14. Anayasa'nın "Hak arama hürriyeti" başlıklı
36. maddesinin birinci fıkrasında, herkesin meşru vasıta ve yollardan
faydalanmak suretiyle yargı mercileri önünde davacı veya davalı olarak iddia ve
savunma ile adil yargılanma hakkına sahip olduğu ifade edilerek yabancıların da
yargı mercilerine davacı ve davalı olarak başvurabilme ve bunun doğal sonucu
olarak iddia, savunma ve adil yargılanma hakkı güvence altına alınmıştır. Bu
bağlamda iddia ve savunma haklarını kısıtlayan, bu hakların eksiksiz
kullanımını engelleyen ve bu suretle adil yargılanmayı ihlal eden kuralların
Anayasa'nın 36. maddesine aykırılık oluşturacağı açıktır.
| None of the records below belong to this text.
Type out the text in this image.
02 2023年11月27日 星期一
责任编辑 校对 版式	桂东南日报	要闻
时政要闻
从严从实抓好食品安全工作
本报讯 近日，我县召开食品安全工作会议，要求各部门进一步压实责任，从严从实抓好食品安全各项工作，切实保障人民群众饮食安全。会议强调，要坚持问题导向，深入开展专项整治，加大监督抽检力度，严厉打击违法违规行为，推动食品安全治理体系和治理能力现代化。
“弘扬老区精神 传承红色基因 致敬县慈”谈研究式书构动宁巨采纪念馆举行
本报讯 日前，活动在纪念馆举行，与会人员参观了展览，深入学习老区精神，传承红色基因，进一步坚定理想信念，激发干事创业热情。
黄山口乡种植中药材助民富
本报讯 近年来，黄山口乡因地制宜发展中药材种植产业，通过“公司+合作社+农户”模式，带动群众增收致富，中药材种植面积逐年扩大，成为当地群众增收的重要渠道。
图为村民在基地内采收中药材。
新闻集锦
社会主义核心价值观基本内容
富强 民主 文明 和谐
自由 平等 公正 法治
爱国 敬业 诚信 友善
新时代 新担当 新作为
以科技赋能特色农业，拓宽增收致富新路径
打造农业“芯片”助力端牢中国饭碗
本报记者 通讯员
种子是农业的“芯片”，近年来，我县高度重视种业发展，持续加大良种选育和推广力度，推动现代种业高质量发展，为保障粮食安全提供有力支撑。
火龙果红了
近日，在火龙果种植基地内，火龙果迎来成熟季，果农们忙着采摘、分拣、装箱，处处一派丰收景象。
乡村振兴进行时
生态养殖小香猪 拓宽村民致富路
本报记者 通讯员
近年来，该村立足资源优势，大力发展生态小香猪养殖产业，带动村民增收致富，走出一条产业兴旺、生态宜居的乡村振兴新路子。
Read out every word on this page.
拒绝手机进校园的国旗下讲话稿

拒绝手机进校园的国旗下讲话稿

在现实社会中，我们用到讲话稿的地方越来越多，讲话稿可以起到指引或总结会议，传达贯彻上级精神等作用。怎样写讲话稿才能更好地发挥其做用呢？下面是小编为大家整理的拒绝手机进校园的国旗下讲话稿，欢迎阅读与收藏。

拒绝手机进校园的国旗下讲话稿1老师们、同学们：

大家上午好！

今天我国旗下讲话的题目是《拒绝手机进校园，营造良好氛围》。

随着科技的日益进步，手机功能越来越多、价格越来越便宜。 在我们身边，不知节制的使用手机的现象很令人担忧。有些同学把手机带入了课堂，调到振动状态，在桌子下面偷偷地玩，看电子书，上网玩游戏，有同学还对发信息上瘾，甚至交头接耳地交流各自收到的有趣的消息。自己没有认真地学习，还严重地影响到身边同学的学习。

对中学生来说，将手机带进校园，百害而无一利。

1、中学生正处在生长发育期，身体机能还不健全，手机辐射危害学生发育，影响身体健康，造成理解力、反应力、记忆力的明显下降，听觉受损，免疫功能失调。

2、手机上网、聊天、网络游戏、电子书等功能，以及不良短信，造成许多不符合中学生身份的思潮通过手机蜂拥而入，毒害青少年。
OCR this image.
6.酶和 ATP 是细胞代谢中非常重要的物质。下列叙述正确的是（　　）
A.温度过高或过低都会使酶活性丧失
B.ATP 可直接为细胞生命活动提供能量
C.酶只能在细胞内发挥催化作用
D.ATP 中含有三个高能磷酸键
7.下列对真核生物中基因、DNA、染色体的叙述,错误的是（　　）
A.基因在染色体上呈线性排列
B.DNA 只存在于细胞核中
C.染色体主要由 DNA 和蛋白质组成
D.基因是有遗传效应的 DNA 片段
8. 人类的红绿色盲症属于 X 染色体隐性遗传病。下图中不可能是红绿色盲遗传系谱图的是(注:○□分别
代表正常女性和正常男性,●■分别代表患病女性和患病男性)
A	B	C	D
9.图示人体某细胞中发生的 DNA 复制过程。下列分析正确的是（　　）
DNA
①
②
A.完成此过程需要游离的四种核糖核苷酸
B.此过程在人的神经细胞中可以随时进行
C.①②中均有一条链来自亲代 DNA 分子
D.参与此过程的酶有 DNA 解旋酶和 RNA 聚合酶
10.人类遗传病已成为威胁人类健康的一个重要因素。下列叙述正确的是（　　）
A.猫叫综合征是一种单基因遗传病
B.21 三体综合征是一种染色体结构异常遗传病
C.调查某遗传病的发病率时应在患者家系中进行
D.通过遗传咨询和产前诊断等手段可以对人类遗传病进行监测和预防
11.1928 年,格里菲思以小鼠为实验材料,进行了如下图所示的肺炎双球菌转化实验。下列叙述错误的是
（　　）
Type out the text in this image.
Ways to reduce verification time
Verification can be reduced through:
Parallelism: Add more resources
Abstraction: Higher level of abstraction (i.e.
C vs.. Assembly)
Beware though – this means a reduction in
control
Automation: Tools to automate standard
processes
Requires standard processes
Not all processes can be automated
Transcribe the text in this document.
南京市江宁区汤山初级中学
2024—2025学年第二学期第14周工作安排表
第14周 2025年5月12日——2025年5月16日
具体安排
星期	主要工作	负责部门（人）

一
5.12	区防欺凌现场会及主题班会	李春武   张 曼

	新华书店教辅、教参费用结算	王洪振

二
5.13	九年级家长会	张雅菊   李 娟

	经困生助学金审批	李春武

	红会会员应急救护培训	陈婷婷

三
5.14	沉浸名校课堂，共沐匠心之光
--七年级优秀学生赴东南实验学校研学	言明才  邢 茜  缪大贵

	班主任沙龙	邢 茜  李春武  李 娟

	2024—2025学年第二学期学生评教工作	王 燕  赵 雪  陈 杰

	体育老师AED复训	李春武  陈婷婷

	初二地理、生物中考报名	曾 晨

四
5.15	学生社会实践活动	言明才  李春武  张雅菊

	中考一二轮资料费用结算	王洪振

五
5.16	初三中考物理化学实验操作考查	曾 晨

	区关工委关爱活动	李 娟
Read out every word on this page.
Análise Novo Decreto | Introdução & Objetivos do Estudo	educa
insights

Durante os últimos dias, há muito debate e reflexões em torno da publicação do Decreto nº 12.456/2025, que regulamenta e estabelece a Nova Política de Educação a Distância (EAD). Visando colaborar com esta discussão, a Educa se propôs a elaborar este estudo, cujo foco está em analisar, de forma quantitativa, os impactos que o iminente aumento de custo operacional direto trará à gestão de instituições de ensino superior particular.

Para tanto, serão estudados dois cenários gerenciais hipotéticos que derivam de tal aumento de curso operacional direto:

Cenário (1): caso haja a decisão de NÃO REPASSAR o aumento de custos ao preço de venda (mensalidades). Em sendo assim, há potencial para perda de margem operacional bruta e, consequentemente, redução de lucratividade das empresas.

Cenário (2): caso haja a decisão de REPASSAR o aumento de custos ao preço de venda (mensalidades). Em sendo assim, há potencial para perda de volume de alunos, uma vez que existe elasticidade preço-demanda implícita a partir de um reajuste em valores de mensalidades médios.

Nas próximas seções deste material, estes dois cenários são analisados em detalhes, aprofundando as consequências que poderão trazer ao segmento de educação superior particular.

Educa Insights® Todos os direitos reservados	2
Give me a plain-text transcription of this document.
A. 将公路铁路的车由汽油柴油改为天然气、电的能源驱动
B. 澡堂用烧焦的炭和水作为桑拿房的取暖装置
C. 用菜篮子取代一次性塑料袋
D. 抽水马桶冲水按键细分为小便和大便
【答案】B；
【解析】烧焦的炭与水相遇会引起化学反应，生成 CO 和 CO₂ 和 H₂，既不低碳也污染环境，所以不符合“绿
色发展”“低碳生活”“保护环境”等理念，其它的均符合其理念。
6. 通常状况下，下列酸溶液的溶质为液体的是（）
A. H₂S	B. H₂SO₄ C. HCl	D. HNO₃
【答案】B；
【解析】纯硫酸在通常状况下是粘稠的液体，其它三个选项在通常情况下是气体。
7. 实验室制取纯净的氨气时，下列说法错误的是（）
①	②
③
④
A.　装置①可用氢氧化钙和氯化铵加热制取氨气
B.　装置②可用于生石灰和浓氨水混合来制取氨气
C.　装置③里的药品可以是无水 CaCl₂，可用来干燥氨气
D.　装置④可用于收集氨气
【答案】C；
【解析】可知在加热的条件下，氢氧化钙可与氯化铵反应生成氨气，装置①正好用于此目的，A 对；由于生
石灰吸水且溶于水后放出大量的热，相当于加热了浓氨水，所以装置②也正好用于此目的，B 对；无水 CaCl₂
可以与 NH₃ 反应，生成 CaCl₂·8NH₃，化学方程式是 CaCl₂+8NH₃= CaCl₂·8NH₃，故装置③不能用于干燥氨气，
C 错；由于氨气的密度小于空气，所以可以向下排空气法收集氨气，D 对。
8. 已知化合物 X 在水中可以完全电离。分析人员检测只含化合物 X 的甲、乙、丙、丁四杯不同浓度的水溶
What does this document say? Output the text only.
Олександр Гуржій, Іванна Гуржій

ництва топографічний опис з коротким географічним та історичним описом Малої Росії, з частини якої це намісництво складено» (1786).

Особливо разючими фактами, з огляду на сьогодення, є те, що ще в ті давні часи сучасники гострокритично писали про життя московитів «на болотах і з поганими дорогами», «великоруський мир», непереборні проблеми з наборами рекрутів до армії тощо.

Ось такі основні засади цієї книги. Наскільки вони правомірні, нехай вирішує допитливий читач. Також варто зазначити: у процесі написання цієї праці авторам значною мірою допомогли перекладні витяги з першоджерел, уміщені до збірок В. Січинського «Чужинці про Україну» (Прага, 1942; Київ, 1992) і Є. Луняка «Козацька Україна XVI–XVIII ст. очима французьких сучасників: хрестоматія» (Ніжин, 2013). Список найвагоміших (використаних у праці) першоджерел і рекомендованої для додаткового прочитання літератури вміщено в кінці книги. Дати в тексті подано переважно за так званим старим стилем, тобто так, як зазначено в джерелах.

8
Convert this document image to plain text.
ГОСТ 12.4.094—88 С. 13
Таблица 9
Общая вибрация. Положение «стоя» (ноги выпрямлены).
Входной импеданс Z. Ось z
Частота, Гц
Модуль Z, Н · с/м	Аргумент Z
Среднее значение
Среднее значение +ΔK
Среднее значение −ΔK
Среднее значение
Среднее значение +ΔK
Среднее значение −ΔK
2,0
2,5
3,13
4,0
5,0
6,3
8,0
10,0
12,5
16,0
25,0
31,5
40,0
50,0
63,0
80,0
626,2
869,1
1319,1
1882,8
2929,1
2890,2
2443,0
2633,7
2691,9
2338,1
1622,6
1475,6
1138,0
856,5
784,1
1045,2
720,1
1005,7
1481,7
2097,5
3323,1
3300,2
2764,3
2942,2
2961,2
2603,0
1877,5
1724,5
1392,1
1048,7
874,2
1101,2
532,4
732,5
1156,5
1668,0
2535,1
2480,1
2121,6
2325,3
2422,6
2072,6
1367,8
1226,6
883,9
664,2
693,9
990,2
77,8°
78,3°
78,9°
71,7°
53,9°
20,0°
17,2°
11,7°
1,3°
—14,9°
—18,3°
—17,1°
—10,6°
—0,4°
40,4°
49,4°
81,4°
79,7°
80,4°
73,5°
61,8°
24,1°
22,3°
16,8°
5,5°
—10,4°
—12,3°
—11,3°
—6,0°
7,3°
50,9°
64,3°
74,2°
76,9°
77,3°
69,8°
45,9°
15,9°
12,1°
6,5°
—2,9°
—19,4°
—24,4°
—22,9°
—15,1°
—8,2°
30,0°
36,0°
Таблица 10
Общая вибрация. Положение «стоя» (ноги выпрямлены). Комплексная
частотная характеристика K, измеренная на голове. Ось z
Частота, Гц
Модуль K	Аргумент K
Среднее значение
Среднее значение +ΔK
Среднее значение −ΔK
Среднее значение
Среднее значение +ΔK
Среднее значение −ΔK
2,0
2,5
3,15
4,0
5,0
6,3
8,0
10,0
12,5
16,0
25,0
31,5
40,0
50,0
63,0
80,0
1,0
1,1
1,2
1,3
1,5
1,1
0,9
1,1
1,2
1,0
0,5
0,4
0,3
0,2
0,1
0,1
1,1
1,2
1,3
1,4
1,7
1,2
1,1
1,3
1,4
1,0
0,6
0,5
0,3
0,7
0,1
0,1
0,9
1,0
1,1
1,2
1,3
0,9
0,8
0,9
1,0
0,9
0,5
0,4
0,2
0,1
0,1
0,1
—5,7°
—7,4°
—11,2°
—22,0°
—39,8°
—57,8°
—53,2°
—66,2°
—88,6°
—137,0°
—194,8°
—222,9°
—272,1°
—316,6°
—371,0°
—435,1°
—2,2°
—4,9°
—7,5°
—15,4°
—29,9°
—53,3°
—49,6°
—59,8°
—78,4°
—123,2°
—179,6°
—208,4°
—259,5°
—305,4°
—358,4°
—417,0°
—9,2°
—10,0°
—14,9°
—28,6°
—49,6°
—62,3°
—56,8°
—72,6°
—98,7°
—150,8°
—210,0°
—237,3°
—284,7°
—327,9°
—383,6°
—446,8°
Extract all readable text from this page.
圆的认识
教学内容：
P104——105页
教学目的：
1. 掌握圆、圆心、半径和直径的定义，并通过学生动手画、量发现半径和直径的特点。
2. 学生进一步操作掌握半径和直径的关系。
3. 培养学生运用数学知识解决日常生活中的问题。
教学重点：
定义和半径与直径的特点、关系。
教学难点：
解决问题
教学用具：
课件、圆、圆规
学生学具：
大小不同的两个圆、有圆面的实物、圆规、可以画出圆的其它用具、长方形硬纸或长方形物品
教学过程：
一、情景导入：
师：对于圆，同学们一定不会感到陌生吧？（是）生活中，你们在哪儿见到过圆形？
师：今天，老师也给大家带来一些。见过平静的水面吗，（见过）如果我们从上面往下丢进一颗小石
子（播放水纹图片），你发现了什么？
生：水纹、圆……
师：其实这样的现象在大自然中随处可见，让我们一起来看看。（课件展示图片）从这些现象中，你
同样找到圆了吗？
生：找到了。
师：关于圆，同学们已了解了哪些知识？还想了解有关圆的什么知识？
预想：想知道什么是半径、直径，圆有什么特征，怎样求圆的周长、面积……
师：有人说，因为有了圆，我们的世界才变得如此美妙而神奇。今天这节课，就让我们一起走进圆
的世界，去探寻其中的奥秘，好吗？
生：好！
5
15. Adil yargılanma ilkesinin en önemli unsurlarından birisi
hakkaniyete uygun yargılamadır. Hakkaniyete uygun yargılamanın gerçekleşmesi,
tarafların hukuki konumlarına bakılmaksızın iddia ve savunma haklarının
eksiksiz olarak kullanılması ile mümkündür. Bu kapsamda, kişilere yargı
mercileri önünde etkili bir şekilde iddia ve savunmada bulunabilmeleri için
avukatla temsil edilebilme hakkı tanınması, hakkaniyete uygun bir yargılamanın
gereğidir.
16. Anayasa'nın 36. maddesinde, hak arama özgürlüğü için herhangi
bir sınırlama nedeni öngörülmemiş olmakla birlikte, özel sınırlama nedeni
öngörülmemiş hakların da hakkın doğasından kaynaklanan bazı sınırlarının
bulunduğu kabul edilmektedir. Ayrıca, hakkı düzenleyen maddede herhangi bir
sınırlama nedenine yer verilmemiş olsa da Anayasa'nın başka maddelerinde yer
alan kurallara dayanarak bu hakların sınırlandırılması mümkün olabilir. Nitekim
Anayasa'nın 16. maddesinde, temel hak ve hürriyetlerin, yabancılar için,
milletlerarası hukuka uygun olarak kanunla sınırlanabileceği hüküm altına
alınmıştır. Ancak, bu sınırlamalar Anayasa'nın 13. maddesinde yer alan
güvencelere aykırı olamaz. Anayasa'nın 13. maddesine göre temel hak ve
özgürlüklere yönelik sınırlamalar, hak ve özgürlüklerin özlerine dokunamayacağı
gibi demokratik toplum düzeninin ve laik Cumhuriyetin gereklerine ve ölçülülük
ilkesine de aykırı olamaz.
17. Anayasal açıdan dokunulamayacak öz, her temel hak ve özgürlük
açısından farklılık göstermekle birlikte sınırlamanın hakkın özüne
dokunmadığının kabulü için temel hakların kullanılmasını ciddi surette
güçleştirip, amacına ulaşmasına engel olmaması ve etkisini ortadan kaldırıcı
bir nitelik taşımaması gerekir.
18. Demokratik toplum düzeninin gerekleri ve ölçülülük ilkeleri
ise iki ayrı kriter olarak düzenlenmiş olmakla birlikte bu iki kriter arasında
sıkı bir ilişki vardır. Temel hak ve özgürlüklere yönelik herhangi bir sınırlamanın,
demokratik toplum düzeni için gerekli nitelikte, başka bir ifadeyle öngörülen
kamu yararı amacını gerçekleştirmekle birlikte, temel haklara en az müdahaleye
olanak veren ölçülü bir sınırlama niteliğinde olup olmadığının incelenmesi
gerekir.
19. Ölçülülük, temel hak ve özgürlüklerin sınırlanma amaçları ile
sınırlama araçları arasındaki ilişkiyi yansıtır. Ölçülülük denetimi, ulaşılmak
istenen amaçtan yola çıkılarak bu amaca ulaşılmak için seçilen aracın
denetlenmesidir. Bu sebeple, kuralın hedeflenen amaca ulaşabilmek için
elverişli, gerekli ve orantılı olup olmadığı değerlendirilmelidir.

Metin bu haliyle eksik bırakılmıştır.